I would like this to be a local challenge as well. One year. The idea is to find out what it feels like to eat in such a way that is more connected to the natural cycles of the earth, that uses a lot less energy to create (less oil to transport being one way in which eating locally saves energy) and in accordance with the spirit of urban homesteading, which to me is living life in as self sustaining a way as possible in a more urban or suburban context. We don't all have farms but we can use the local farms to supplement our food stores, we can grow some things in our own gardens, we can do a lot for ourselves, even in a concrete jungle, than most people push themselves to do.

Obviously I need to stop re-watching Firefly episodes and start reading more books for inspiration such as Barbara Kingsolver's "Animal, Vegetable, Miracle".

What will I be missing out on in such a challenge?

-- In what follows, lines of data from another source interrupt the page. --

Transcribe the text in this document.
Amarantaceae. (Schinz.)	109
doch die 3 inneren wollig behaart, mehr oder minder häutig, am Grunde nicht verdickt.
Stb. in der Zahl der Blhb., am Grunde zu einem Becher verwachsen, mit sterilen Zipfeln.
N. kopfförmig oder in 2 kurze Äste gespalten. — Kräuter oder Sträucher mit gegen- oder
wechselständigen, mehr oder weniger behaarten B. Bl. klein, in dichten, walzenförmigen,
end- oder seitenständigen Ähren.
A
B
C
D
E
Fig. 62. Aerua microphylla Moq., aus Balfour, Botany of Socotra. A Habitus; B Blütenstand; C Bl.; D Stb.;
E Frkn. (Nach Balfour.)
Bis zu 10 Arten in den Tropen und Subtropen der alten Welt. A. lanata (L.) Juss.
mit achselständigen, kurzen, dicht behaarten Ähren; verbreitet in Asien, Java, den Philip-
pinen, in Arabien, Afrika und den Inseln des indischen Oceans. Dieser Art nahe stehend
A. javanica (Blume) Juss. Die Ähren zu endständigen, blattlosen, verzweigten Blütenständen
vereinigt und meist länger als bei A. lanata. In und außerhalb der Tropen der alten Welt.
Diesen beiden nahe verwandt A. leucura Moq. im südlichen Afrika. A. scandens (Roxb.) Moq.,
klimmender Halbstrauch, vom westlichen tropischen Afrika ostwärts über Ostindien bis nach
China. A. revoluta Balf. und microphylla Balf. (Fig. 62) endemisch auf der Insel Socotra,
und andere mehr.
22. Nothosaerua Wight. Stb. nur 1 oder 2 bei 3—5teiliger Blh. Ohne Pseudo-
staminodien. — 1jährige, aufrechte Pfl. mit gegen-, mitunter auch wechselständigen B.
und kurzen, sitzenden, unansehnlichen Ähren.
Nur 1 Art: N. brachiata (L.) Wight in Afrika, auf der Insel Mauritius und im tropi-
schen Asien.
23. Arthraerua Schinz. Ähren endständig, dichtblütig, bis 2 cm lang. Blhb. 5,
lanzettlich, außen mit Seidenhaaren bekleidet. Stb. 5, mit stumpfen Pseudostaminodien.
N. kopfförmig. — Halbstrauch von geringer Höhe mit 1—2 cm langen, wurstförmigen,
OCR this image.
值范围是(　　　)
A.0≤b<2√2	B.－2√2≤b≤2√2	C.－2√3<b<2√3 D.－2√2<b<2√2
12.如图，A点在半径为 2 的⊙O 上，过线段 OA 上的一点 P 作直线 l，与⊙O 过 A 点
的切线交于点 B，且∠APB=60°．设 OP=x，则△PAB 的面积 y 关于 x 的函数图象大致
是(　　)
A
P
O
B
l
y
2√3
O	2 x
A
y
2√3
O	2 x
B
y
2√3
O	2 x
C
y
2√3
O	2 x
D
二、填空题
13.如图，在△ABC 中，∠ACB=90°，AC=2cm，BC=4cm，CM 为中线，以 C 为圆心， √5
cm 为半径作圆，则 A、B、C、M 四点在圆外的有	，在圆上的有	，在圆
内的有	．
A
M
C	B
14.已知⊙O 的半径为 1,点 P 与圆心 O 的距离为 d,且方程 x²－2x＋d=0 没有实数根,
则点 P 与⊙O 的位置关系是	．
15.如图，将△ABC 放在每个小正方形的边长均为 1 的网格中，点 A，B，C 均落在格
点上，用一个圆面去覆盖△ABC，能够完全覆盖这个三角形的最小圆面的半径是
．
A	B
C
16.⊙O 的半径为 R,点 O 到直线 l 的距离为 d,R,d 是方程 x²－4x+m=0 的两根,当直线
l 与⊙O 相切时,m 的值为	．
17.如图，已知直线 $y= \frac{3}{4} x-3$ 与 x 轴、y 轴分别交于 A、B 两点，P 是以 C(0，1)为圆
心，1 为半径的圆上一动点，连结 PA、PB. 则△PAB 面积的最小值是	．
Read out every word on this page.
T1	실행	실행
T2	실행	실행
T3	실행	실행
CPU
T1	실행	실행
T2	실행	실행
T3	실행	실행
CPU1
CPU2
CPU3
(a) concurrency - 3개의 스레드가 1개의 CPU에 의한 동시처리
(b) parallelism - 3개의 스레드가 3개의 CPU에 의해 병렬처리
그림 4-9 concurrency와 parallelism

Imported foods for one. No kalamata olives for a year? What about Parmesan? How far do I take it? No bananas for the rest of my life? No avocados? Should there be a short list of acceptable foreign products? I think that would spoil the spirit of the whole thing.

If I did the local challenge that means I'll have to make my own feta cheese because although there are some amazing cheese artisans around here, I won't be able to afford to eat their products. We are lucky though that Oregon has so much produce, dairy, and other agricultural products available. One of my favorite flour mills is less than fifty miles from here. Most or all of the bulk beans I bought were grown less than fifty miles from here too.

Spices will have to be excluded though. There is no way I'm going to find salt made here in Oregon. Though I can get (and have been using) a salt that is made in Utah which is a state over from us. That's not too bad. (That's the really expensive salt that i love because it's kind of pinkish in color.)

I don't want to do this to torture myself or make my modern life more complicated, in some ways I think it will simplify things. I very much doubt I can face a lifetime of no avocados or kalamata olives, but one year seems doable. A year in which to shift the way I shop, preserve, garden, and cook. A year in which to really appreciate what life was like before trucking took over. Before cargo planes made it possible to ship produce.

Perhaps I could talk to the produce manager at Harvest Fresh to find out what local produce is available at different times of the fall and winter and when those sources dry up. They do try to buy local produce all year round. So I might get a clearer picture from that.

Oh yes, and I am not going to throw out any foods in my pantry that don't match this challenge, that would be a total waste and I can't afford to do it. I have a few jars of kalamatas for example, which I intend to eat. But I won't buy any more of them.

Well, it's eleven am and I have a bunch of food to finish up processing. I'm not even out of my jammies yet. Off I go....


*celery being the one that isn't storable for the winter. But I'm not sure I can cook without it. Maybe I should take it off the list and just learn? It's certainly a cool weather vegetable. But when does it stop being in season?